His mouth flew open. His knife dropped. Both hands went to his neck. He thrust himself stumblingly to his feet, staggering erect, standing finally in a bent-kneed, swaying crouch, the raw, animal sound of his scream blocked in his throat by a smashed larynx.

Luis turned toward me, the brutal glare of the headlights shining full on his bulging eyes and tortured face. Blood ran from his eyelids where the key and plaque had torn them open. His mouth gaped and closed as he tried to drag air into his lungs. His chest convulsed with the enormous and futile effort. Then, his legs buckled and with a great shuddering gasp, he fell forward, his face smashing into the gravel of the road. He thrashed crablike in the dirt, trying to breathe, trying to get up. His muscular body arched in one, giant final spasm and then he was still.

For a long moment, while I caught my own breath I watched him carefully. Then I went over to him and picked up the knife from beside his body. I wiped my own blood off the blade onto Luis’s shirt, folding the blade into the handle and putting it into my pocket I found my hotel key and, after a few minutes’ search, I found the .38 Airweight revolver that he had knocked from my hand in his first, murderous rush.

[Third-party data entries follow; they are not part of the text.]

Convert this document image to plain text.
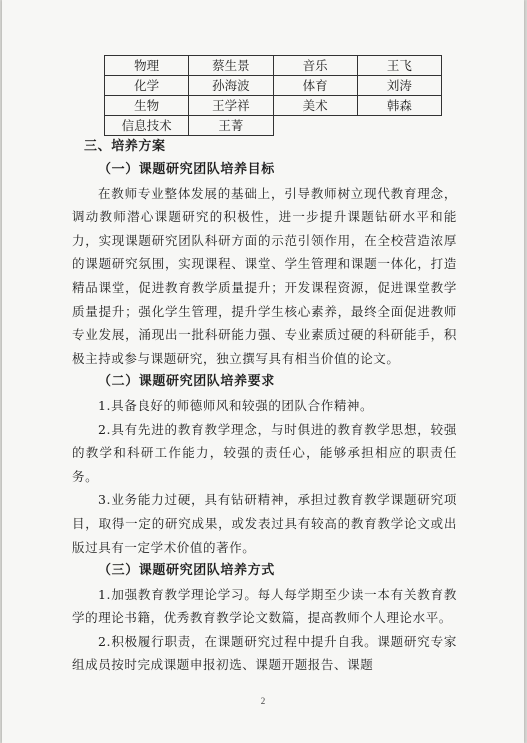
物理	蔡生景	音乐	王飞
化学	孙海波	体育	刘涛
生物	王学祥	美术	韩森
信息技术	王菁		

三、培养方案

（一）课题研究团队培养目标

在教师专业整体发展的基础上，引导教师树立现代教育理念，调动教师潜心课题研究的积极性，进一步提升课题钻研水平和能力，实现课题研究团队科研方面的示范引领作用，在全校营造浓厚的课题研究氛围，实现课程、课堂、学生管理和课题一体化，打造精品课堂，促进教育教学质量提升；开发课程资源，促进课堂教学质量提升；强化学生管理，提升学生核心素养，最终全面促进教师专业发展，涌现出一批科研能力强、专业素质过硬的科研能手，积极主持或参与课题研究，独立撰写具有相当价值的论文。

（二）课题研究团队培养要求

1.具备良好的师德师风和较强的团队合作精神。

2.具有先进的教育教学理念，与时俱进的教育教学思想，较强的教学和科研工作能力，较强的责任心，能够承担相应的职责任务。

3.业务能力过硬，具有钻研精神，承担过教育教学课题研究项目，取得一定的研究成果，或发表过具有较高的教育教学论文或出版过具有一定学术价值的著作。

（三）课题研究团队培养方式

1.加强教育教学理论学习。每人每学期至少读一本有关教育教学的理论书籍，优秀教育教学论文数篇，提高教师个人理论水平。

2.积极履行职责，在课题研究过程中提升自我。课题研究专家组成员按时完成课题申报初选、课题开题报告、课题

2
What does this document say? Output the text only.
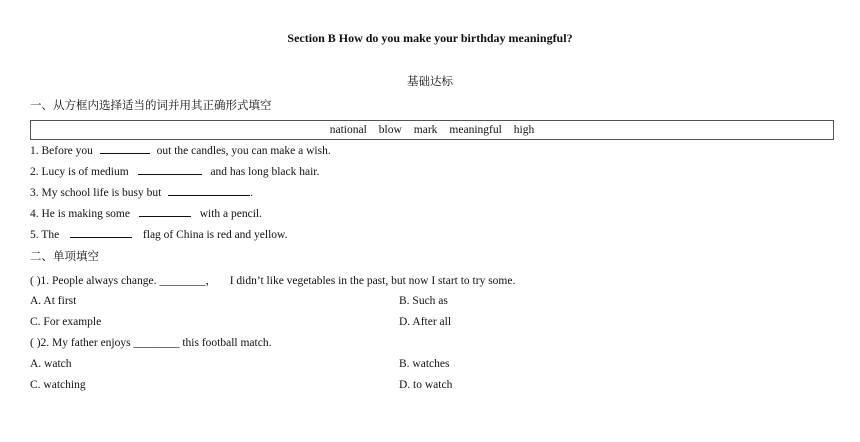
Section B How do you make your birthday meaningful?
基础达标
一、从方框内选择适当的词并用其正确形式填空
national blow mark meaningful high
1. Before you	out the candles, you can make a wish.
2. Lucy is of medium	and has long black hair.
3. My school life is busy but	.
4. He is making some	with a pencil.
5. The	flag of China is red and yellow.
二、单项填空
( )1. People always change. ________， I didn’t like vegetables in the past, but now I start to try some.
A. At first	B. Such as
C. For example	D. After all
( )2. My father enjoys ________ this football match.
A. watch	B. watches
C. watching	D. to watch
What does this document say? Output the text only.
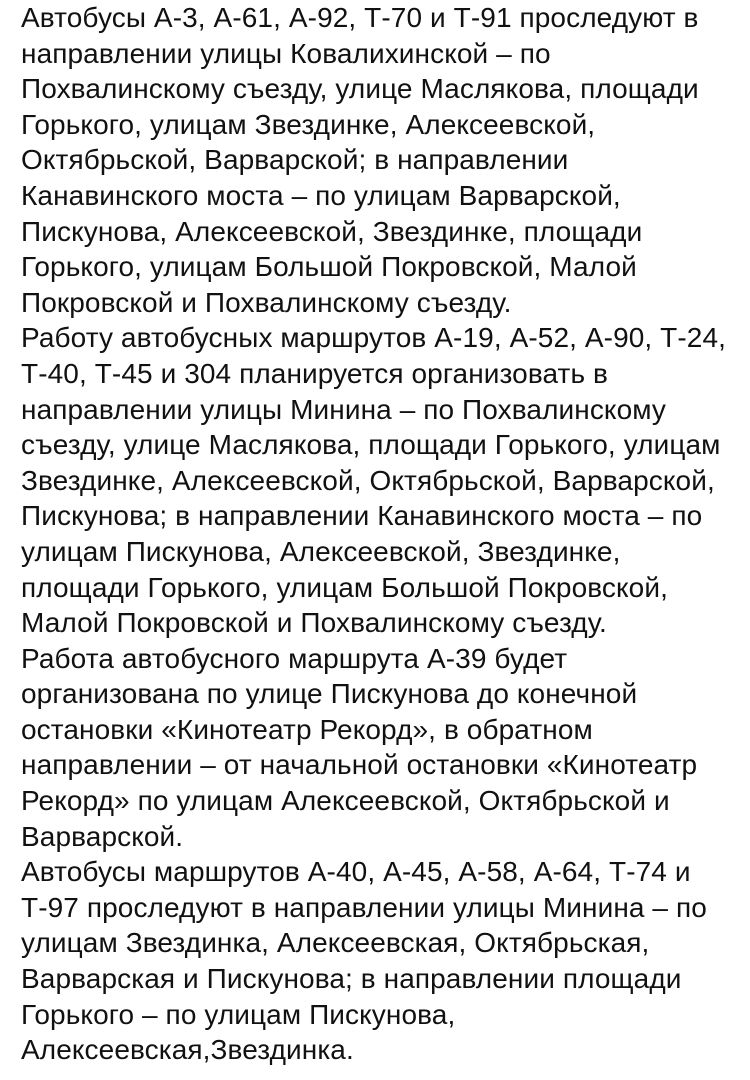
Автобусы А-3, А-61, А-92, Т-70 и Т-91 проследуют в
направлении улицы Ковалихинской – по
Похвалинскому съезду, улице Маслякова, площади
Горького, улицам Звездинке, Алексеевской,
Октябрьской, Варварской; в направлении
Канавинского моста – по улицам Варварской,
Пискунова, Алексеевской, Звездинке, площади
Горького, улицам Большой Покровской, Малой
Покровской и Похвалинскому съезду.
Работу автобусных маршрутов А-19, А-52, А-90, Т-24,
Т-40, Т-45 и 304 планируется организовать в
направлении улицы Минина – по Похвалинскому
съезду, улице Маслякова, площади Горького, улицам
Звездинке, Алексеевской, Октябрьской, Варварской,
Пискунова; в направлении Канавинского моста – по
улицам Пискунова, Алексеевской, Звездинке,
площади Горького, улицам Большой Покровской,
Малой Покровской и Похвалинскому съезду.
Работа автобусного маршрута А-39 будет
организована по улице Пискунова до конечной
остановки «Кинотеатр Рекорд», в обратном
направлении – от начальной остановки «Кинотеатр
Рекорд» по улицам Алексеевской, Октябрьской и
Варварской.
Автобусы маршрутов А-40, А-45, А-58, А-64, Т-74 и
Т-97 проследуют в направлении улицы Минина – по
улицам Звездинка, Алексеевская, Октябрьская,
Варварская и Пискунова; в направлении площади
Горького – по улицам Пискунова,
Алексеевская,Звездинка.
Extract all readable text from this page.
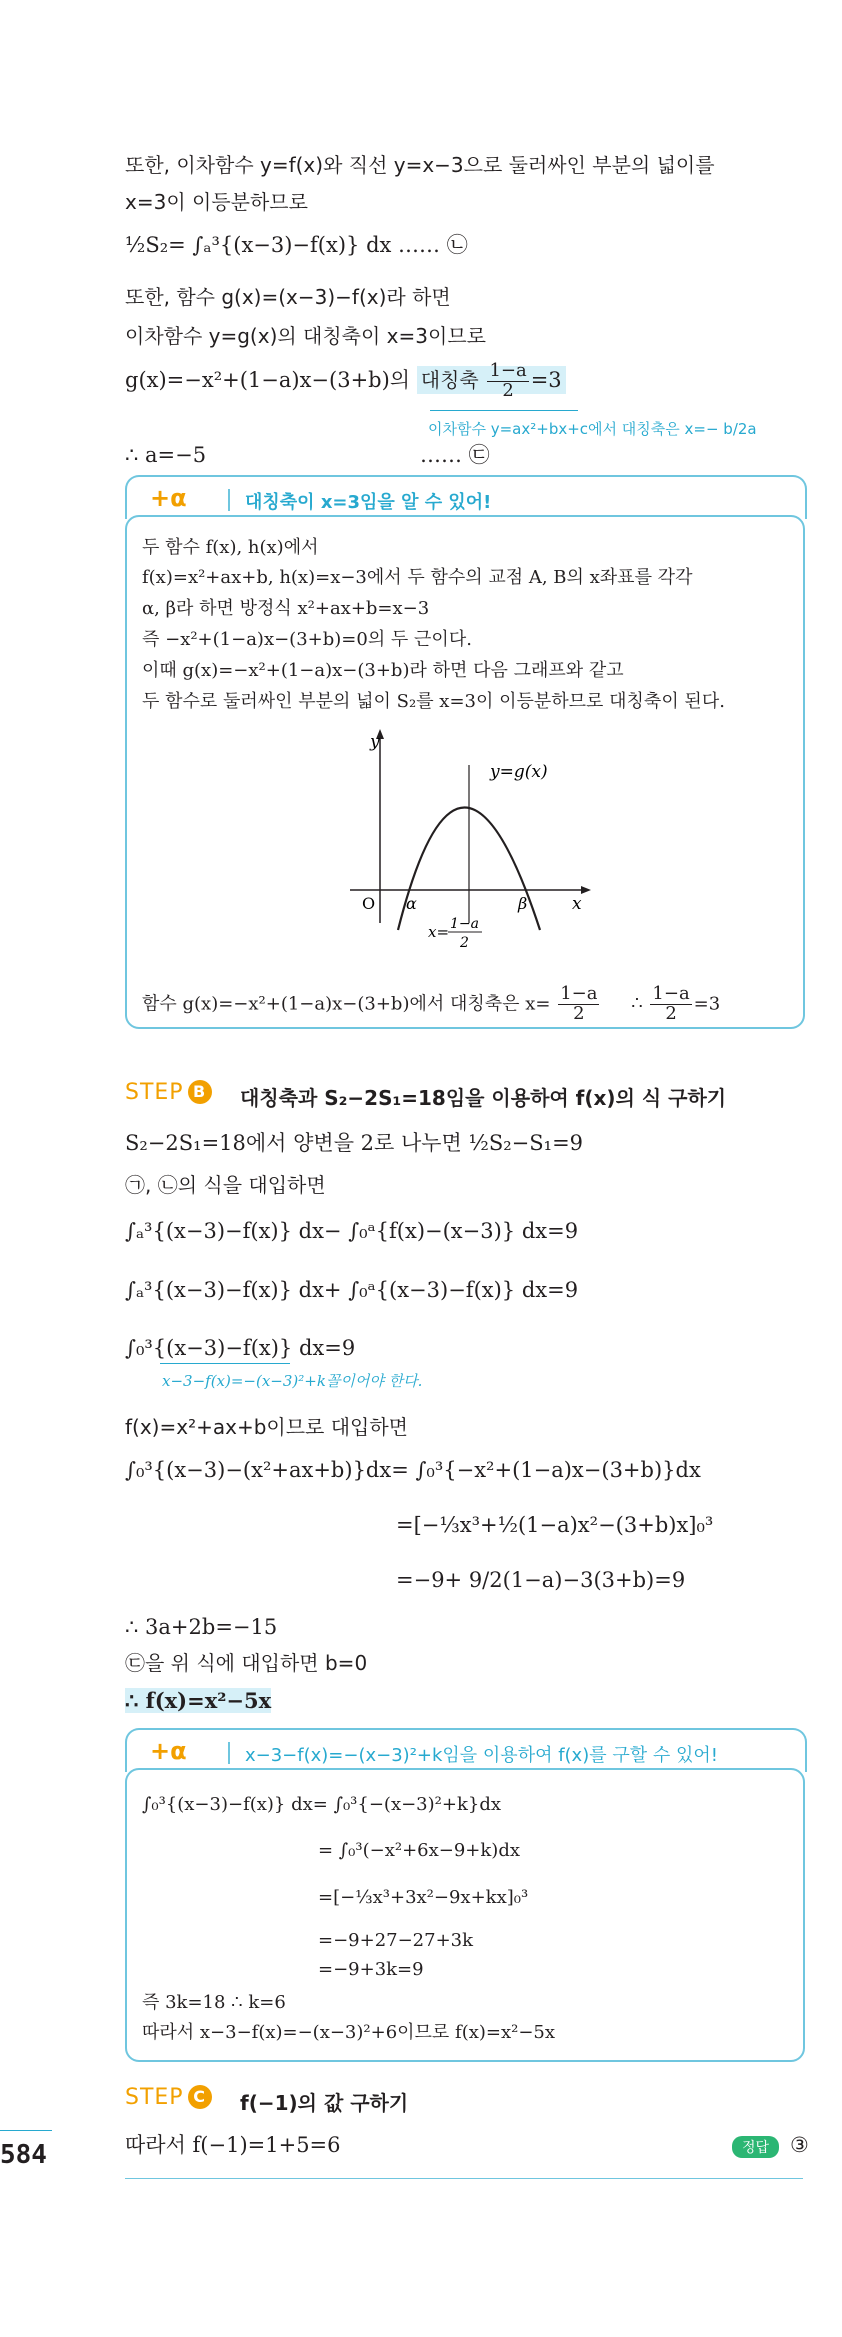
또한, 이차함수 y=f(x)와 직선 y=x−3으로 둘러싸인 부분의 넓이를
x=3이 이등분하므로
½S₂= ∫ₐ³{(x−3)−f(x)} dx …… ㉡
또한, 함수 g(x)=(x−3)−f(x)라 하면
이차함수 y=g(x)의 대칭축이 x=3이므로
g(x)=−x²+(1−a)x−(3+b)의 대칭축 $\frac{1-a}{2} =3$
이차함수 y=ax²+bx+c에서 대칭축은 x=− b/2a
∴ a=−5	…… ㉢
+α	대칭축이 x=3임을 알 수 있어!
두 함수 f(x), h(x)에서
f(x)=x²+ax+b, h(x)=x−3에서 두 함수의 교점 A, B의 x좌표를 각각
α, β라 하면 방정식 x²+ax+b=x−3
즉 −x²+(1−a)x−(3+b)=0의 두 근이다.
이때 g(x)=−x²+(1−a)x−(3+b)라 하면 다음 그래프와 같고
두 함수로 둘러싸인 부분의 넓이 S₂를 x=3이 이등분하므로 대칭축이 된다.
y
x
O
y=g(x)
α	β
x= 1−a
2
함수 g(x)=−x²+(1−a)x−(3+b)에서 대칭축은 $x= \frac{1-a}{2}$ ∴ $\frac{1-a}{2} =3$
STEP B 대칭축과 S₂−2S₁=18임을 이용하여 f(x)의 식 구하기
S₂−2S₁=18에서 양변을 2로 나누면 ½S₂−S₁=9
㉠, ㉡의 식을 대입하면
∫ₐ³{(x−3)−f(x)} dx− ∫₀ᵃ{f(x)−(x−3)} dx=9
∫ₐ³{(x−3)−f(x)} dx+ ∫₀ᵃ{(x−3)−f(x)} dx=9
∫₀³{(x−3)−f(x)} dx=9
x−3−f(x)=−(x−3)²+k꼴이어야 한다.
f(x)=x²+ax+b이므로 대입하면
∫₀³{(x−3)−(x²+ax+b)}dx= ∫₀³{−x²+(1−a)x−(3+b)}dx
=[−⅓x³+½(1−a)x²−(3+b)x]₀³
=−9+ 9/2(1−a)−3(3+b)=9
∴ 3a+2b=−15
㉢을 위 식에 대입하면 b=0
∴ f(x)=x²−5x
+α	x−3−f(x)=−(x−3)²+k임을 이용하여 f(x)를 구할 수 있어!
∫₀³{(x−3)−f(x)} dx= ∫₀³{−(x−3)²+k}dx
= ∫₀³(−x²+6x−9+k)dx
=[−⅓x³+3x²−9x+kx]₀³
=−9+27−27+3k
=−9+3k=9
즉 3k=18 ∴ k=6
따라서 x−3−f(x)=−(x−3)²+6이므로 f(x)=x²−5x
STEP C f(−1)의 값 구하기
따라서 f(−1)=1+5=6	정답 ③
584
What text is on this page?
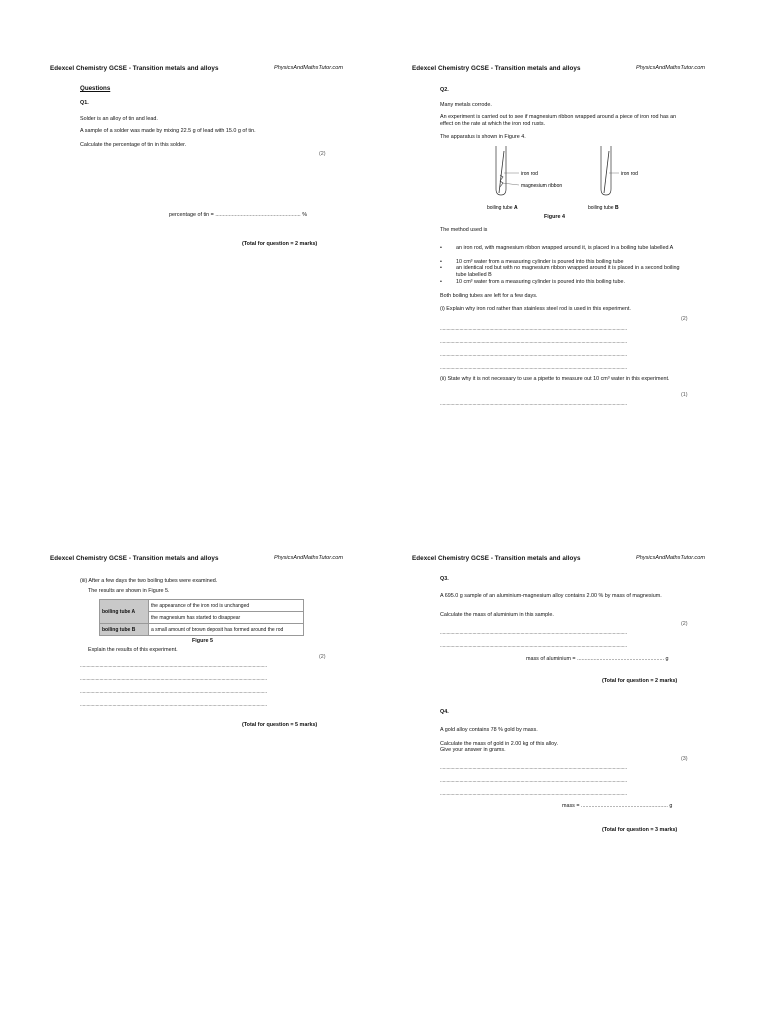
Edexcel Chemistry GCSE - Transition metals and alloys	PhysicsAndMathsTutor.com
Questions
Q1.
Solder is an alloy of tin and lead.
A sample of a solder was made by mixing 22.5 g of lead with 15.0 g of tin.
Calculate the percentage of tin in this solder.
(2)
percentage of tin = ......................................................... %
(Total for question = 2 marks)
Edexcel Chemistry GCSE - Transition metals and alloys	PhysicsAndMathsTutor.com
Q2.
Many metals corrode.
An experiment is carried out to see if magnesium ribbon wrapped around a piece of iron rod has an effect on the rate at which the iron rod rusts.
The apparatus is shown in Figure 4.
iron rod
magnesium ribbon
boiling tube A
iron rod
boiling tube B
Figure 4
The method used is
•	an iron rod, with magnesium ribbon wrapped around it, is placed in a boiling tube labelled A
•	10 cm³ water from a measuring cylinder is poured into this boiling tube
•	an identical rod but with no magnesium ribbon wrapped around it is placed in a second boiling tube labelled B
•	10 cm³ water from a measuring cylinder is poured into this boiling tube.
Both boiling tubes are left for a few days.
(i) Explain why iron rod rather than stainless steel rod is used in this experiment.
(2)
................................................................................................................................................
................................................................................................................................................
................................................................................................................................................
................................................................................................................................................
(ii) State why it is not necessary to use a pipette to measure out 10 cm³ water in this experiment.
(1)
................................................................................................................................................
Edexcel Chemistry GCSE - Transition metals and alloys	PhysicsAndMathsTutor.com
(iii) After a few days the two boiling tubes were examined.
The results are shown in Figure 5.
boiling tube A	the appearance of the iron rod is unchanged
	the magnesium has started to disappear
boiling tube B	a small amount of brown deposit has formed around the rod
Figure 5
Explain the results of this experiment.
(2)
................................................................................................................................................
................................................................................................................................................
................................................................................................................................................
................................................................................................................................................
(Total for question = 5 marks)
Edexcel Chemistry GCSE - Transition metals and alloys	PhysicsAndMathsTutor.com
Q3.
A 695.0 g sample of an aluminium-magnesium alloy contains 2.00 % by mass of magnesium.
Calculate the mass of aluminium in this sample.
(2)
................................................................................................................................................
................................................................................................................................................
mass of aluminium = .......................................................... g
(Total for question = 2 marks)
Q4.
A gold alloy contains 78 % gold by mass.
Calculate the mass of gold in 2.00 kg of this alloy.
Give your answer in grams.
(3)
................................................................................................................................................
................................................................................................................................................
................................................................................................................................................
mass = .......................................................... g
(Total for question = 3 marks)
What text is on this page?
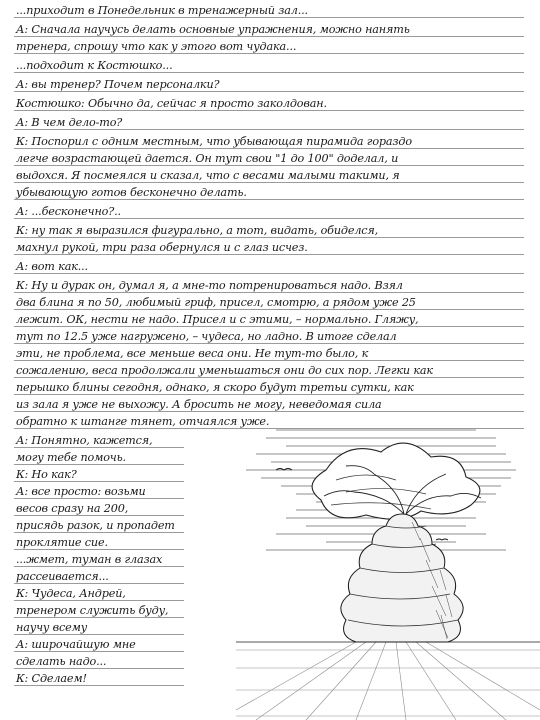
...приходит в Понедельник в тренажерный зал...
А: Сначала научусь делать основные упражнения, можно нанять
тренера, спрошу что как у этого вот чудака...
...подходит к Костюшко...
А: вы тренер? Почем персоналки?
Костюшко: Обычно да, сейчас я просто заколдован.
А: В чем дело-то?
К: Поспорил с одним местным, что убывающая пирамида гораздо
легче возрастающей дается. Он тут свои "1 до 100" доделал, и
выдохся. Я посмеялся и сказал, что с весами малыми такими, я
убывающую готов бесконечно делать.
А: ...бесконечно?..
К: ну так я выразился фигурально, а тот, видать, обиделся,
махнул рукой, три раза обернулся и с глаз исчез.
А: вот как...
К: Ну и дурак он, думал я, а мне-то потренироваться надо. Взял
два блина я по 50, любимый гриф, присел, смотрю, а рядом уже 25
лежит. ОК, нести не надо. Присел и с этими, – нормально. Гляжу,
тут по 12.5 уже нагружено, – чудеса, но ладно. В итоге сделал
эти, не проблема, все меньше веса они. Не тут-то было, к
сожалению, веса продолжали уменьшаться они до сих пор. Легки как
перышко блины сегодня, однако, я скоро будут третьи сутки, как
из зала я уже не выхожу. А бросить не могу, неведомая сила
обратно к штанге тянет, отчаялся уже.
А: Понятно, кажется,
могу тебе помочь.
К: Но как?
А: все просто: возьми
весов сразу на 200,
присядь разок, и пропадет
проклятие сие.
...жмет, туман в глазах
рассеивается...
К: Чудеса, Андрей,
тренером служить буду,
научу всему
А: широчайшую мне
сделать надо...
К: Сделаем!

Finally, I went back to the car and turned off the headlights. I didn’t know how much longer I had before someone might come along. In the sudden darkness, I felt drained and tired and my arm began to ache badly, but there were still a few things I had to do before the night was over. For one thing, I couldn’t leave Luis’s body where it was. I didn’t want it discovered just yet.

I opened the trunk of the car, and, tired as I was, I hauled his body to the car and heaved him into the compartment, then slammed the lid shut

Wearily, I climbed into the front seat and started the car. I turned it around in the darkness before I switched on the headlights and drove back to Bickford’s casa.

* * *

Half an hour later, I sat patiently in Bickford’s living room waiting for the big man to regain consciousness. My arm had given me hell, especially when I had to move Bickford’s inert body from the car into the house, but I managed it in spite of the pain. I’d cleaned the cut with peroxide and had wrapped it tightly with bandages, both of which I’d found in the medicine cabinet in Bickford’s bathroom. The wound wasn’t deep, no tendons had been cut, but now the numbness had worn off and it hurt. I tried to ignore the pain, exercising my fingers to keep them from stiffening up. Every once in awhile, I’d pick up the gun in my wounded hand and grip the butt tightly. After awhile, I was satisfied that I could use it with my right hand if I had to.